Google revealed how efficient its Gemini AI is: each prompt uses just a tiny bit of energy – like watching TV for 9 seconds – and even less water and carbon than everyday actions. These small numbers are possible because Google improved their chips, software, and use of clean energy at their data centers. The report also counts everything, from cooling servers to making chips, making it one of the most complete studies so far. But when millions of people use Gemini, all those small costs add up, and Google’s total emissions have still grown as it builds more data centers. Experts say we still need better ways to track the total impact of AI.
How much energy, carbon, and water does one Google Gemini AI prompt use?
A single Google Gemini AI prompt uses just 0.24 Wh of energy (equal to 9 seconds of TV), 0.03 g CO₂ emissions (less than 1/30 of a breath), and 0.26 ml fresh water (about 5 drops), thanks to major efficiency improvements.
Google has just lifted the curtain on the energy appetite of a single Gemini AI prompt, and the numbers might surprise you.
How much does one prompt really cost?
Resource consumed | Amount per prompt | Everyday equivalent |
---|---|---|
*Energy * | 0.24 Wh | 9 seconds of TV watching or 1-second microwave zap |
CO₂ emissions | 0.03 g | Less than 1/30 of the CO₂ exhaled by a human breath |
Fresh water | 0.26 ml (≈ 5 drops) | Less than a sip from a teaspoon |
Behind these tiny figures is a year-long 33-fold drop in median energy use and a 44-fold cut in carbon footprint, driven by better chips, smarter software and a bigger share of clean electricity flowing through Google’s data centers (source).
What Google counted (and why it matters)
Previous public estimates usually looked only at the moment a GPU crunches numbers. Google’s disclosure folds in idle hardware, data-center cooling, chip manufacturing and even the water needed to keep servers from overheating – a scope wide enough to make this one of the most complete AI-impact studies released by any hyperscaler so far (source).
The catch: scale still adds up
Even super-efficient prompts add weight when issued millions of times. Google’s absolute emissions rose 11 % last year, mainly from building new server farms and fabricating the specialized processors that power them. Without standardized industry metrics, total load remains hard to pin down – a gap regulators and researchers are now pushing to close (source).
Google just gave the world its first official peek at how much energy one Gemini request really uses – and the numbers are smaller (and stranger) than most researchers expected.
How much energy does one Gemini prompt burn?
Google pegs the median text prompt at:
- 0.24 watt-hours – about the same as a 9-second TV viewing session
- 0.03 grams of CO₂ – lighter than one-fifth of a standard business card
- Five drops of water – roughly 0.26 milliliters
That is 33× less energy than the same type of query needed just one year ago, and the carbon footprint has dropped 44× in the same period, thanks to newer TPUs and a higher share of carbon-free electricity.
How did Google arrive at these figures?
Unlike past estimates that only looked at the chip doing the work, Google’s team counted every upstream watt:
- Active TPU/GPU power
- Idle machines kept online for low latency
- Full data-center cooling overhead (PUE)
- Embedded emissions from building the hardware itself
So far, no independent lab has formally audited the model, but the company has published a 17-page methodology paper and invited outside reviewers.
Why are total emissions still going up?
Per-query efficiency is soaring, yet Google’s absolute emissions rose 11 % year-over-year.
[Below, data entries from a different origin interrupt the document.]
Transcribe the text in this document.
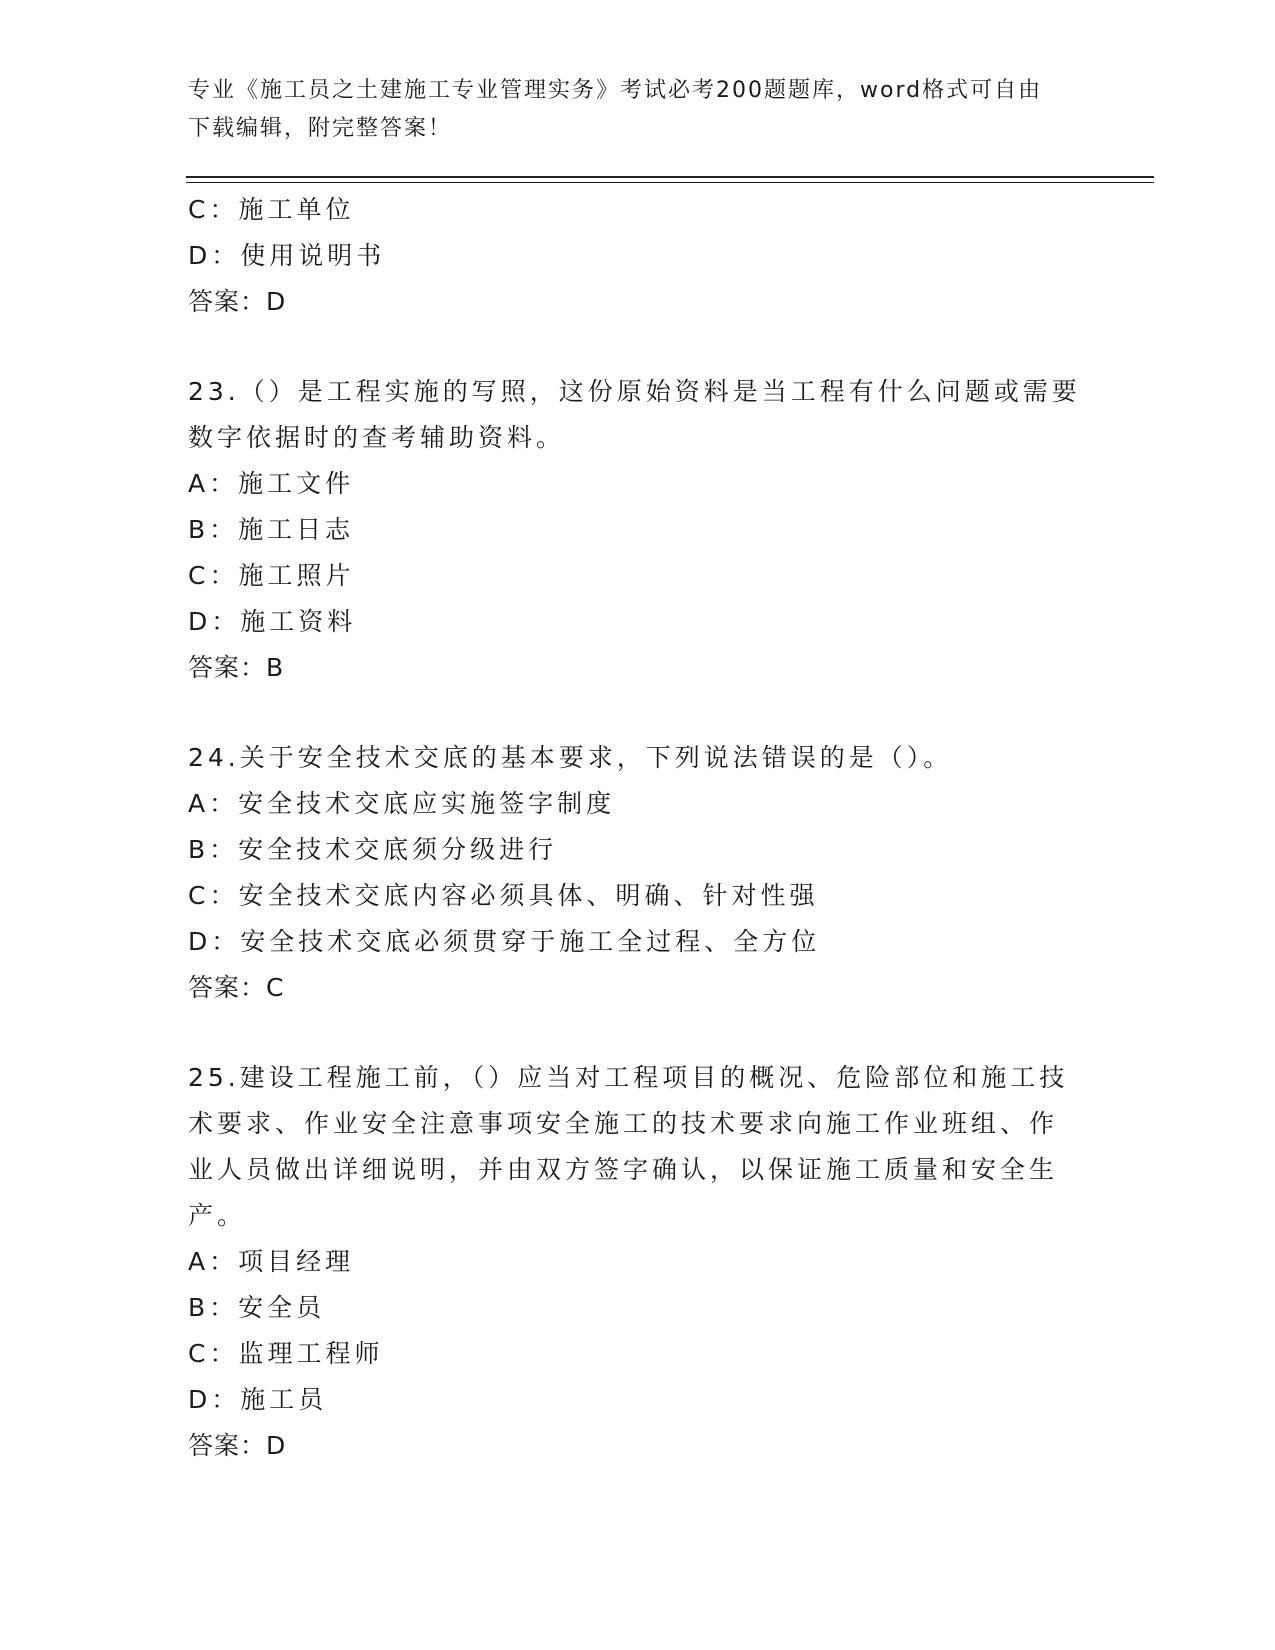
专业《施工员之土建施工专业管理实务》考试必考200题题库，word格式可自由
下载编辑，附完整答案！
C：施工单位
D：使用说明书
答案：D
23.（）是工程实施的写照，这份原始资料是当工程有什么问题或需要
数字依据时的查考辅助资料。
A：施工文件
B：施工日志
C：施工照片
D：施工资料
答案：B
24.关于安全技术交底的基本要求，下列说法错误的是（）。
A：安全技术交底应实施签字制度
B：安全技术交底须分级进行
C：安全技术交底内容必须具体、明确、针对性强
D：安全技术交底必须贯穿于施工全过程、全方位
答案：C
25.建设工程施工前，（）应当对工程项目的概况、危险部位和施工技
术要求、作业安全注意事项安全施工的技术要求向施工作业班组、作
业人员做出详细说明，并由双方签字确认，以保证施工质量和安全生
产。
A：项目经理
B：安全员
C：监理工程师
D：施工员
答案：D
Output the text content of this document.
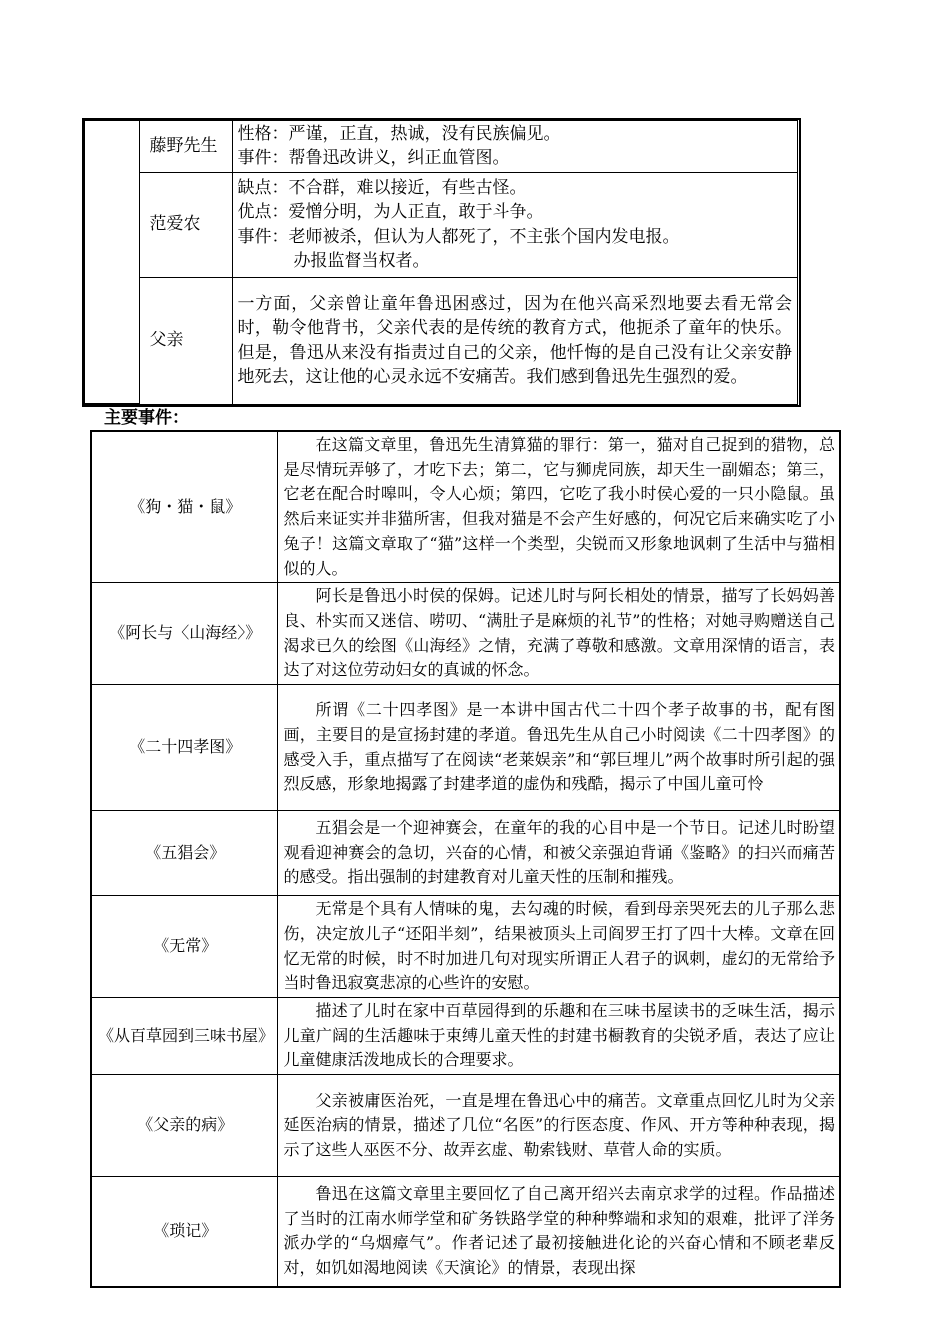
	藤野先生	性格：严谨，正直，热诚，没有民族偏见。
事件：帮鲁迅改讲义，纠正血管图。

	范爱农	缺点：不合群，难以接近，有些古怪。
优点：爱憎分明，为人正直，敢于斗争。
事件：老师被杀，但认为人都死了，不主张个国内发电报。
办报监督当权者。

	父亲	一方面，父亲曾让童年鲁迅困惑过，因为在他兴高采烈地要去看无常会时，勒令他背书，父亲代表的是传统的教育方式，他扼杀了童年的快乐。但是，鲁迅从来没有指责过自己的父亲，他忏悔的是自己没有让父亲安静地死去，这让他的心灵永远不安痛苦。我们感到鲁迅先生强烈的爱。
主要事件：
《狗・猫・鼠》	在这篇文章里，鲁迅先生清算猫的罪行：第一，猫对自己捉到的猎物，总是尽情玩弄够了，才吃下去；第二，它与狮虎同族，却天生一副媚态；第三，它老在配合时嗥叫，令人心烦；第四，它吃了我小时侯心爱的一只小隐鼠。虽然后来证实并非猫所害，但我对猫是不会产生好感的，何况它后来确实吃了小兔子！这篇文章取了“猫”这样一个类型，尖锐而又形象地讽刺了生活中与猫相似的人。
《阿长与〈山海经〉》	阿长是鲁迅小时侯的保姆。记述儿时与阿长相处的情景，描写了长妈妈善良、朴实而又迷信、唠叨、“满肚子是麻烦的礼节”的性格；对她寻购赠送自己渴求已久的绘图《山海经》之情，充满了尊敬和感激。文章用深情的语言，表达了对这位劳动妇女的真诚的怀念。
《二十四孝图》	所谓《二十四孝图》是一本讲中国古代二十四个孝子故事的书，配有图画，主要目的是宣扬封建的孝道。鲁迅先生从自己小时阅读《二十四孝图》的感受入手，重点描写了在阅读“老莱娱亲”和“郭巨埋儿”两个故事时所引起的强烈反感，形象地揭露了封建孝道的虚伪和残酷，揭示了中国儿童可怜
《五猖会》	五猖会是一个迎神赛会，在童年的我的心目中是一个节日。记述儿时盼望观看迎神赛会的急切，兴奋的心情，和被父亲强迫背诵《鉴略》的扫兴而痛苦的感受。指出强制的封建教育对儿童天性的压制和摧残。
《无常》	无常是个具有人情味的鬼，去勾魂的时候，看到母亲哭死去的儿子那么悲伤，决定放儿子“还阳半刻”，结果被顶头上司阎罗王打了四十大棒。文章在回忆无常的时候，时不时加进几句对现实所谓正人君子的讽刺，虚幻的无常给予当时鲁迅寂寞悲凉的心些许的安慰。
《从百草园到三味书屋》	描述了儿时在家中百草园得到的乐趣和在三味书屋读书的乏味生活，揭示儿童广阔的生活趣味于束缚儿童天性的封建书橱教育的尖锐矛盾，表达了应让儿童健康活泼地成长的合理要求。
《父亲的病》	父亲被庸医治死，一直是埋在鲁迅心中的痛苦。文章重点回忆儿时为父亲延医治病的情景，描述了几位“名医”的行医态度、作风、开方等种种表现，揭示了这些人巫医不分、故弄玄虚、勒索钱财、草菅人命的实质。
《琐记》	鲁迅在这篇文章里主要回忆了自己离开绍兴去南京求学的过程。作品描述了当时的江南水师学堂和矿务铁路学堂的种种弊端和求知的艰难，批评了洋务派办学的“乌烟瘴气”。作者记述了最初接触进化论的兴奋心情和不顾老辈反对，如饥如渴地阅读《天演论》的情景，表现出探
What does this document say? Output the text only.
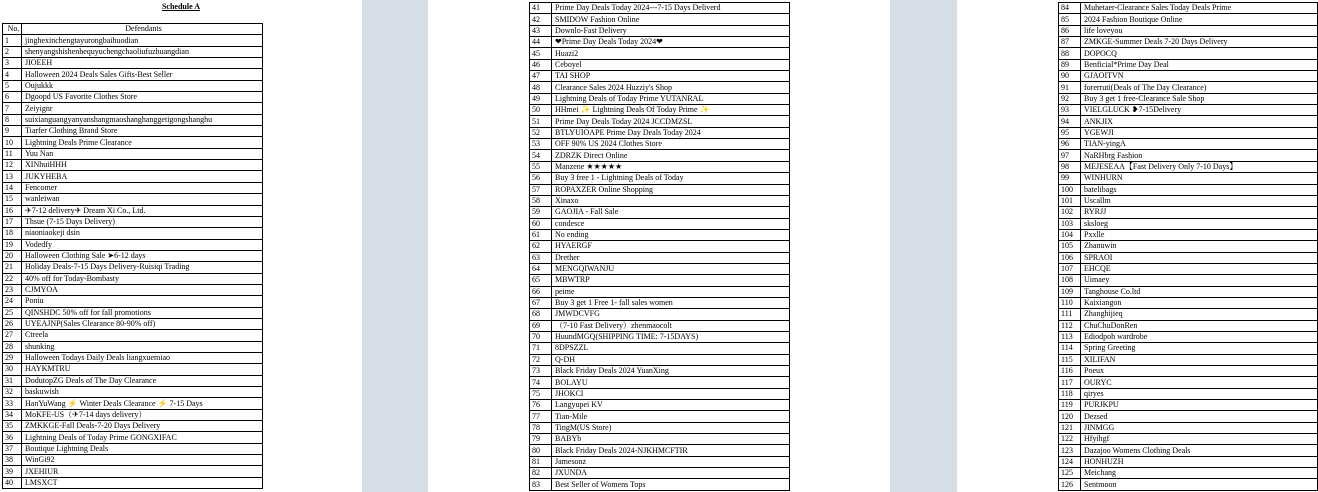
Schedule A
No.	Defendants
1	jinghexinchengtayurongbaihuodian
2	shenyangshishenhequyuchengchaoliufuzhuangdian
3	JIOEEH
4	Halloween 2024 Deals Sales Gifts-Best Seller
5	Oujukkk
6	Dgoopd US Favorite Clothes Store
7	Zeiyignr
8	suixianguangyanyanshangmaoshanghanggetigongshanghu
9	Tiarfer Clothing Brand Store
10	Lightning Deals Prime Clearance
11	Yuu Nan
12	XINhuiHHH
13	JUKYHEBA
14	Fencomer
15	wanleiwan
16	✈7-12 delivery✈ Dream Xi Co., Ltd.
17	Thsue (7-15 Days Delivery)
18	niaoniaokeji dsin
19	Vodedfy
20	Halloween Clothing Sale ➤6-12 days
21	Holiday Deals-7-15 Days Delivery-Ruisiqi Trading
22	40% off for Today-Bombasty
23	CJMYOA
24	Poniu
25	QINSHDC 50% off for fall promotions
26	UYEAJNP(Sales Clearance 80-90% off)
27	Ctreela
28	shunking
29	Halloween Todays Daily Deals liangxuemiao
30	HAYKMTRU
31	DodutopZG Deals of The Day Clearance
32	baskuwish
33	HanYuWang ⚡ Winter Deals Clearance ⚡ 7-15 Days
34	MoKFE-US（✈7-14 days delivery）
35	ZMKKGE-Fall Deals-7-20 Days Delivery
36	Lightning Deals of Today Prime GONGXIFAC
37	Boutique Lightning Deals
38	WinGi92
39	JXEHIUR
40	LMSXCT
41	Prime Day Deals Today 2024---7-15 Days Deliverd
42	SMIDOW Fashion Online
43	Downlo-Fast Delivery
44	❤Prime Day Deals Today 2024❤
45	Huazi2
46	Ceboyel
47	TAI SHOP
48	Clearance Sales 2024 Huzziy's Shop
49	Lightning Deals of Today Prime YUTANRAL
50	HHmei ✨ Lightning Deals Of Today Prime ✨
51	Prime Day Deals Today 2024 JCCDMZSL
52	BTLYUIOAPE Prime Day Deals Today 2024
53	OFF 90% US 2024 Clothes Store
54	ZDRZK Direct Online
55	Manzene ★★★★★
56	Buy 3 free 1 - Lightning Deals of Today
57	ROPAXZER Online Shopping
58	Xinaxo
59	GAOJIA - Fall Sale
60	condesce
61	No ending
62	HYAERGF
63	Drether
64	MENGQIWANJU
65	MBWTRP
66	peime
67	Buy 3 get 1 Free 1- fall sales women
68	JMWDCVFG
69	（7-10 Fast Delivery）zhenmaocolt
70	HuundMGQ(SHIPPING TIME: 7-15DAYS)
71	8DPSZZL
72	Q-DH
73	Black Friday Deals 2024 YuanXing
74	BOLAYU
75	JHOKCI
76	Langyupei KV
77	Tian-Mile
78	TingM(US Store)
79	BABYb
80	Black Friday Deals 2024-NJKHMCFTIR
81	Jamesonz
82	JXUNDA
83	Best Seller of Womens Tops
84	Muhetaer-Clearance Sales Today Deals Prime
85	2024 Fashion Boutique Online
86	life loveyou
87	ZMKGE-Summer Deals 7-20 Days Delivery
88	DOPOCQ
89	Benficial*Prime Day Deal
90	GJAOITVN
91	forerruti(Deals of The Day Clearance)
92	Buy 3 get 1 free-Clearance Sale Shop
93	VIELGLUCK ❥7-15Delivery
94	ANKJIX
95	YGEWJI
96	TIAN-yingA
97	NaRHbrg Fashion
98	MEJESEAA【Fast Delivery Only 7-10 Days】
99	WINHURN
100	batelibags
101	Uscallm
102	RYRJJ
103	sksloeg
104	Pxxlle
105	Zhanuwin
106	SPRAOI
107	EHCQE
108	Uimaey
109	Tanghouse Co.ltd
110	Kaixiangon
111	Zhanghijieq
112	ChuChuDonRen
113	Ediodpoh wardrobe
114	Spring Greeting
115	XILIFAN
116	Poeux
117	OURYC
118	qiryes
119	PURJKPU
120	Dezsed
121	JINMGG
122	Hfyihgf
123	Dazajoo Womens Clothing Deals
124	HONHUZH
125	Meichang
126	Sentmoon
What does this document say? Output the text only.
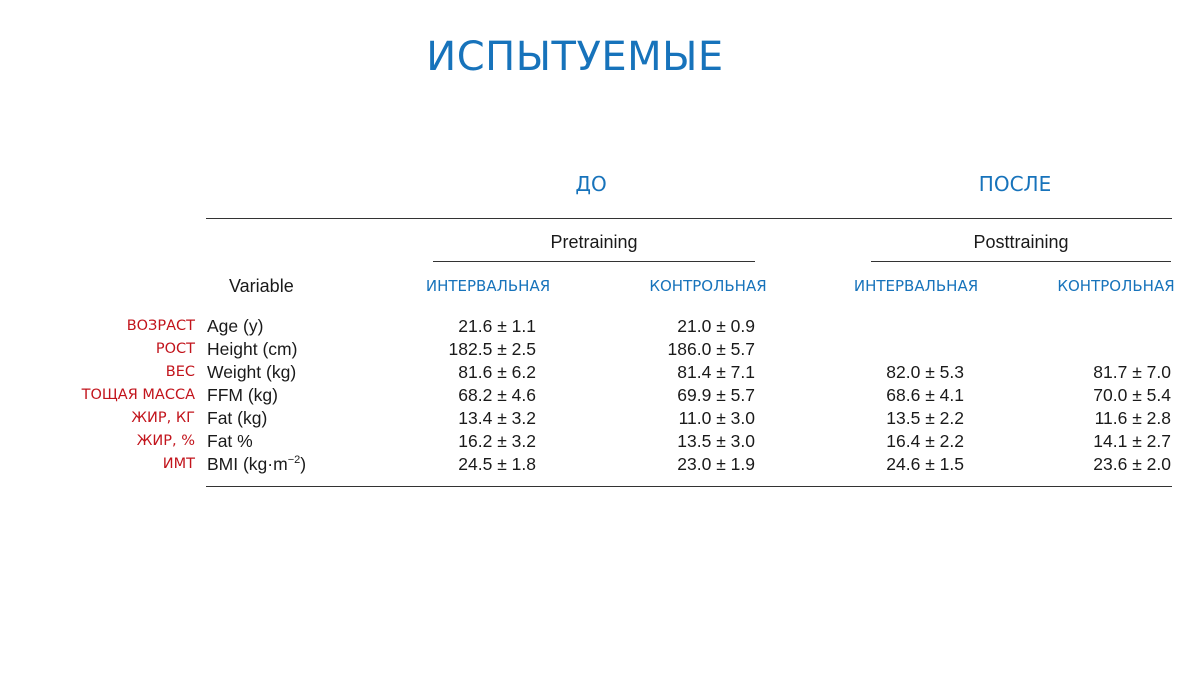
ИСПЫТУЕМЫЕ
ДО	ПОСЛЕ
Pretraining	Posttraining
Variable	ИНТЕРВАЛЬНАЯ	КОНТРОЛЬНАЯ	ИНТЕРВАЛЬНАЯ	КОНТРОЛЬНАЯ
ВОЗРАСТ Age (y)	21.6 ± 1.1	21.0 ± 0.9
РОСТ Height (cm)	182.5 ± 2.5	186.0 ± 5.7
ВЕС Weight (kg)	81.6 ± 6.2	81.4 ± 7.1	82.0 ± 5.3	81.7 ± 7.0
ТОЩАЯ МАССА FFM (kg)	68.2 ± 4.6	69.9 ± 5.7	68.6 ± 4.1	70.0 ± 5.4
ЖИР, КГ Fat (kg)	13.4 ± 3.2	11.0 ± 3.0	13.5 ± 2.2	11.6 ± 2.8
ЖИР, % Fat %	16.2 ± 3.2	13.5 ± 3.0	16.4 ± 2.2	14.1 ± 2.7
ИМТ BMI $(kg\cdot m^{-2})$	24.5 ± 1.8	23.0 ± 1.9	24.6 ± 1.5	23.6 ± 2.0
The culprit is scale:
- More chips built and shipped
- Larger training clusters for newer models
- Global data-center expansion, especially water-intensive cooling sites
The pattern matches International Energy Agency projections that AI data-center energy demand could double by 2030, reaching Japan’s entire yearly electricity use.
Do other AI tasks cost more?
Yes. Google has not released figures for image or video generation, but outside studies show:
- An image prompt can use 4-10× the energy of a text prompt
- A 30-frame high-definition video prompt can top 200× the footprint of text
For comparison, a single ChatGPT text prompt is estimated at 2.9 Wh – more than ten times the 0.24 Wh used by Gemini.
What happens next?
Google’s disclosure is already sparking calls for standardized reporting. Watch for:
- EU CSRD rules forcing Scope 3 disclosures from AI firms starting in 2026
- A possible ISO standard for sustainable AI (expected late 2025)
- Pressure on rivals to publish model-by-model footprints
Bottom line: your next Gemini question is lighter than a microwave ping, but the industry’s cumulative appetite is still on track to rival the power needs of entire nations.